En se tournant vers Léah, Myriam dit : « Va mon enfant avec le Roi Salomon. Va, porte la joie, la paix et l'harmonie à notre peuple. »
Sur ces mots, la femme en blanc posa un baiser sur le front de la petite fille et lui dit adieu.
Le Roi Salomon ne voulait pas être en retard à l'audience de la Cour. Il fit asseoir Léah à côté de lui dans la « Forteresse Volante » et, le temps d'un éclair, ils se retrouvèrent à Jérusalem.
La rencontre de la grand-mère et de la petite fille fut si émouvante que les larmes montèrent aux yeux de tous ceux qui y assistaient.
Toutes deux n'avaient plus besoin désormais de se briser les reins à laver du linge.
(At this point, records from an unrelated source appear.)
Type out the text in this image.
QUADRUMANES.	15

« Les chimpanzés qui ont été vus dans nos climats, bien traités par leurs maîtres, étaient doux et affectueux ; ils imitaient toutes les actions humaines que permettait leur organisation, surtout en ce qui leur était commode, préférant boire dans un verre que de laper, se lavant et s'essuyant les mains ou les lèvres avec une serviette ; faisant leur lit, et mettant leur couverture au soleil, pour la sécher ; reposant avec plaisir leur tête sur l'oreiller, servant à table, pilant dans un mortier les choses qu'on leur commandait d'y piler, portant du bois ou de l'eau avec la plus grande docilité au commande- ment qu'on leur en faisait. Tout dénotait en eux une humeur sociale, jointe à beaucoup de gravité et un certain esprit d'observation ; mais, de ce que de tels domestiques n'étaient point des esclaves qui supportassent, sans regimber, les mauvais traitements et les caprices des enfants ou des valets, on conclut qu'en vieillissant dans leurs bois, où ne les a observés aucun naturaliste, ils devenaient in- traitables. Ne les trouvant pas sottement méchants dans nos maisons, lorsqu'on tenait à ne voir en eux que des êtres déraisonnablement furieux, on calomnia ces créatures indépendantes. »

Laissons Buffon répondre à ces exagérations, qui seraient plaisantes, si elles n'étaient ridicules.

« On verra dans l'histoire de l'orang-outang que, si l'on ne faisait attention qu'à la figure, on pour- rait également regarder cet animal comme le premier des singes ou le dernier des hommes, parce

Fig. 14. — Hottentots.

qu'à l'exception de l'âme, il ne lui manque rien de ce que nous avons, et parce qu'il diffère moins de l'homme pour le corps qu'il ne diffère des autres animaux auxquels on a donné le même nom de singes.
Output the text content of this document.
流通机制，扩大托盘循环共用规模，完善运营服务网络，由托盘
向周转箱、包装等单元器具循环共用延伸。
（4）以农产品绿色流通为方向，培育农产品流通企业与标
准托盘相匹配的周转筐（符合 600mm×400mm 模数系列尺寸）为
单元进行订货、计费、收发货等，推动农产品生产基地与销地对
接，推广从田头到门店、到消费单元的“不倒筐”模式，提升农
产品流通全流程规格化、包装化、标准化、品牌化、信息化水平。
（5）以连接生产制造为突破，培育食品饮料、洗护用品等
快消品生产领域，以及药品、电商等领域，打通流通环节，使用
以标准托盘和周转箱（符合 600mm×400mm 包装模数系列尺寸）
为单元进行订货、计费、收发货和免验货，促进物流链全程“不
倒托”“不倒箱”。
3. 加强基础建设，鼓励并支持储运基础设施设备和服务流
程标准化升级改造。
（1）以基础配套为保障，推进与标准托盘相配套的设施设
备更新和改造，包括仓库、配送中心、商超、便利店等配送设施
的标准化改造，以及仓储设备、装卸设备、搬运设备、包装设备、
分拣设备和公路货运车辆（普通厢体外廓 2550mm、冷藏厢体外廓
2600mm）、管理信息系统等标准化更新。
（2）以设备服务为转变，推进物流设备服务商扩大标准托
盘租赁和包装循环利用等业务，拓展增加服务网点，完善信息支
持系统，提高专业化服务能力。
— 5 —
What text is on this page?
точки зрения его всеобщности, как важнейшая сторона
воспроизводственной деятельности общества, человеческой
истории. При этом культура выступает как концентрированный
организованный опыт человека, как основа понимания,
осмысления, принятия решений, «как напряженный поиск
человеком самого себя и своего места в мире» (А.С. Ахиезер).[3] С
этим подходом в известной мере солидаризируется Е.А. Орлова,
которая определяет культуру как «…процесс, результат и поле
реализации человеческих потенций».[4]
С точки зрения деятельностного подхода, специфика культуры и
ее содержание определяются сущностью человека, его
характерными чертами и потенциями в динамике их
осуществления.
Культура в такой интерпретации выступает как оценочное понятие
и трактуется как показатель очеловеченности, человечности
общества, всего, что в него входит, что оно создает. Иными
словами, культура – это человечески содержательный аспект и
Le Roi Salomon leur offrait l'hospitalité pour toute leur vie. Elles demeurèrent au palais royal et furent promues au rang de princesses. Chaque matin, les accents merveilleux que Léah savait tirer de sa harpe résonnaient dans le palais et l'Oiseau Bleu entrait par la fenêtre pour l'accompagner. La brise du matin emportait la mélodie bien au-delà des collines de Judée et la paix et l'harmonie régnèrent en Terre d'Israël.